I’m not sure how to write this or even where to start. I feel angry for the most part, angry and then having an aching need to wish that her pain will end so she doesn’t have to be aware of what’s happening or what she’s done to herself. It hurts every time we go to see her.
I had to fly down to see family. It’s been a rough week to say the least. My aunt, this prim and proper miss perfect at everything to the point of annoyance, has been slowly killing herself for the last couple of decades. Whatever triggered her, whatever drove her to resort to excessive alcoholic consumption, she continued to do it, knowing that it wasn’t good for her, knowing that she was probably going to cause the inevitable, ignoring help or the offers of help that it sounds like she was getting for herself. And refusing to acknowledge that she needed help that she needed to be seen and treated.

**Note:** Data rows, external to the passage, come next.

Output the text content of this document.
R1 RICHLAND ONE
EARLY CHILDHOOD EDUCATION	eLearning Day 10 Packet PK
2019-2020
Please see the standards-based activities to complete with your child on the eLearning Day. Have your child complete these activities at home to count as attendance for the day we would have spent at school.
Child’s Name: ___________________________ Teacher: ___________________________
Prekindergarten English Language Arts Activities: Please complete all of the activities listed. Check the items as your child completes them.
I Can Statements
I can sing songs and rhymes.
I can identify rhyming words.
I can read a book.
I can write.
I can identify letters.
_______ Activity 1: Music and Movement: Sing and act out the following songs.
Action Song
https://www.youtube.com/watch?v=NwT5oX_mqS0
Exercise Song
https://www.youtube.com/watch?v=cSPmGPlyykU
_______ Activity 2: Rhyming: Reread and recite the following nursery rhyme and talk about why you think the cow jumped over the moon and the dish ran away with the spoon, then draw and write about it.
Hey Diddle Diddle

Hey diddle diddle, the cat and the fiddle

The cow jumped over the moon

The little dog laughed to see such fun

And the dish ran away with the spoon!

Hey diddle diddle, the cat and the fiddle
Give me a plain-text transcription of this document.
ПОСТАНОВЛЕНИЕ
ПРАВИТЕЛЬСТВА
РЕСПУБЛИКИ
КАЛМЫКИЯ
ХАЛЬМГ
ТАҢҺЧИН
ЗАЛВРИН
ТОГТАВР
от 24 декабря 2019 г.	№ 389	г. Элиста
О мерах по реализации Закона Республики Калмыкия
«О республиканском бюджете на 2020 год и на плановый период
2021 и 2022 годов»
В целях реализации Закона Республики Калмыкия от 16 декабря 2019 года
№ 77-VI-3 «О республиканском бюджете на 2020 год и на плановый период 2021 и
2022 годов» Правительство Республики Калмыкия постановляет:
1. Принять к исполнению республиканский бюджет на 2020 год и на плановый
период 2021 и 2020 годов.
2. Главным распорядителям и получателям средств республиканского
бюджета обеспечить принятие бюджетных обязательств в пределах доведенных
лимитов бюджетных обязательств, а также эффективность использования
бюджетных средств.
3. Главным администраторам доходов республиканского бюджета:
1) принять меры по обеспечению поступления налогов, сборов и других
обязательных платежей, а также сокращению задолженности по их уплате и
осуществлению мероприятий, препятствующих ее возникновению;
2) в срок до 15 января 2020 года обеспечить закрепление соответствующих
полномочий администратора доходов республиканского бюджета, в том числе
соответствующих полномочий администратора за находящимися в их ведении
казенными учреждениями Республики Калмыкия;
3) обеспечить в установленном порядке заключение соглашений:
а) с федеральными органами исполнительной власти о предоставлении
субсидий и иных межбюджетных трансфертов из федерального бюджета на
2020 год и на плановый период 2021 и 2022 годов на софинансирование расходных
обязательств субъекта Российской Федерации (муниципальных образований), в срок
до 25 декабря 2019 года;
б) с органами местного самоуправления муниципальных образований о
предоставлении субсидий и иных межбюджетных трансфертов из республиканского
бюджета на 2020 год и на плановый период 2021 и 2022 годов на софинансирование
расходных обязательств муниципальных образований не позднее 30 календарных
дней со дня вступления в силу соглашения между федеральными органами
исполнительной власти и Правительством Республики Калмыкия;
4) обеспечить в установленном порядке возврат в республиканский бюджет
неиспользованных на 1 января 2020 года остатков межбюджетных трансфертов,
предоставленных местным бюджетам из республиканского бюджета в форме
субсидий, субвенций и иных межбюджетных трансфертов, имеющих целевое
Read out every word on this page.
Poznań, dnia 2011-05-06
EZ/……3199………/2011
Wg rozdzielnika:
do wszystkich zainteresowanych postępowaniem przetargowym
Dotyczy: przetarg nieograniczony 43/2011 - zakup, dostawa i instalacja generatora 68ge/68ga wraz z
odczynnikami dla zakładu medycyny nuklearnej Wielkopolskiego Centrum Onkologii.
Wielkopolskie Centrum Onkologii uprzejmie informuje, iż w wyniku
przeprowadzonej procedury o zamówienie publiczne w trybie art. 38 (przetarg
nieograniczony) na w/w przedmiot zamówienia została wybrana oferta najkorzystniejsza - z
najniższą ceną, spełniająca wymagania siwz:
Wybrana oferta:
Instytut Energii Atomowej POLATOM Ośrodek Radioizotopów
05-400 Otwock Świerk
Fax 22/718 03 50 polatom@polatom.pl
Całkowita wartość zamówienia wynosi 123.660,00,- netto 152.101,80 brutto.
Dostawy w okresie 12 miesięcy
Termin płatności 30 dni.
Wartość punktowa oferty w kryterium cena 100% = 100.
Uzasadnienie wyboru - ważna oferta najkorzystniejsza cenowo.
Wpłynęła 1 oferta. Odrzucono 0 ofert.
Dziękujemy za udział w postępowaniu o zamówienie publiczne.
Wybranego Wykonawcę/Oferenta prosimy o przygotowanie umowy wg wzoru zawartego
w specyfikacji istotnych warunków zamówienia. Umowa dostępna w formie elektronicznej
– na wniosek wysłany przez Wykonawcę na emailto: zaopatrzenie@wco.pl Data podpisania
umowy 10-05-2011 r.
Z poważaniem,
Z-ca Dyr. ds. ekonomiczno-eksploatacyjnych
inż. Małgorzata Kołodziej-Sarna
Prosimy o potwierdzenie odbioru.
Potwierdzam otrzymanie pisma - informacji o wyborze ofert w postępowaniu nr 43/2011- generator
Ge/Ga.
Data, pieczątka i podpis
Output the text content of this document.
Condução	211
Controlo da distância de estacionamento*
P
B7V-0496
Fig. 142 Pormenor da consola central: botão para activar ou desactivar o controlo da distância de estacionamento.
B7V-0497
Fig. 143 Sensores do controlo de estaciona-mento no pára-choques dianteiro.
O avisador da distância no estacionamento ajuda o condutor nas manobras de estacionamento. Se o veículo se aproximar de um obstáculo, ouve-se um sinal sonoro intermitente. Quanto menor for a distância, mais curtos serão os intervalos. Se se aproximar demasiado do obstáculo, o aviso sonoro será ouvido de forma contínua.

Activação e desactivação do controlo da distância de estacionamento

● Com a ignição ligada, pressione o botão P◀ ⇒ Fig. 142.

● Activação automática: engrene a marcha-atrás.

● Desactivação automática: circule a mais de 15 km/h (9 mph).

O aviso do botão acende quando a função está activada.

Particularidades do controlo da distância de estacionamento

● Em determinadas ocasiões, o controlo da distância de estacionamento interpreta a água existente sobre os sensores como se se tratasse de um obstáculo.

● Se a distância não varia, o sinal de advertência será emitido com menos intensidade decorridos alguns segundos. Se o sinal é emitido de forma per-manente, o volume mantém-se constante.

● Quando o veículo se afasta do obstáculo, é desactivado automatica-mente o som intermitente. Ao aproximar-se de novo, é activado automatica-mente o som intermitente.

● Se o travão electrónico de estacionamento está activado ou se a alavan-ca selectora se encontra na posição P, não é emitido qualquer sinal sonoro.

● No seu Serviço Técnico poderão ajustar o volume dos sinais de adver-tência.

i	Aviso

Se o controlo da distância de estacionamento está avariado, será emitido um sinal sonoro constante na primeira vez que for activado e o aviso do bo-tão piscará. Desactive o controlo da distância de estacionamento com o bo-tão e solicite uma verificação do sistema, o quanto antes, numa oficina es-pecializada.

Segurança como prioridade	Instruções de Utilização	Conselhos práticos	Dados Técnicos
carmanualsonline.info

I think I’m more angry that it didn’t have to be this way. I see other family, seeking others to blame in this (a complicated story for a different time and a stark difference between the ideologies I’ve come to value as an adult), and I’m angry. Her body is currently in the process of shutting down, her eyes could barely open and acknowledge us today during our visit.
It’s been hard.
This is certainly not something I would of wanted to write for my second entry this year. I also don’t have anything against alcohol as long as it’s consumed with responsibility, and I happen to enjoy my wine and my craft brewing. But for goodness sakes, if you can’t get through your day without something of that nature, please ask for help.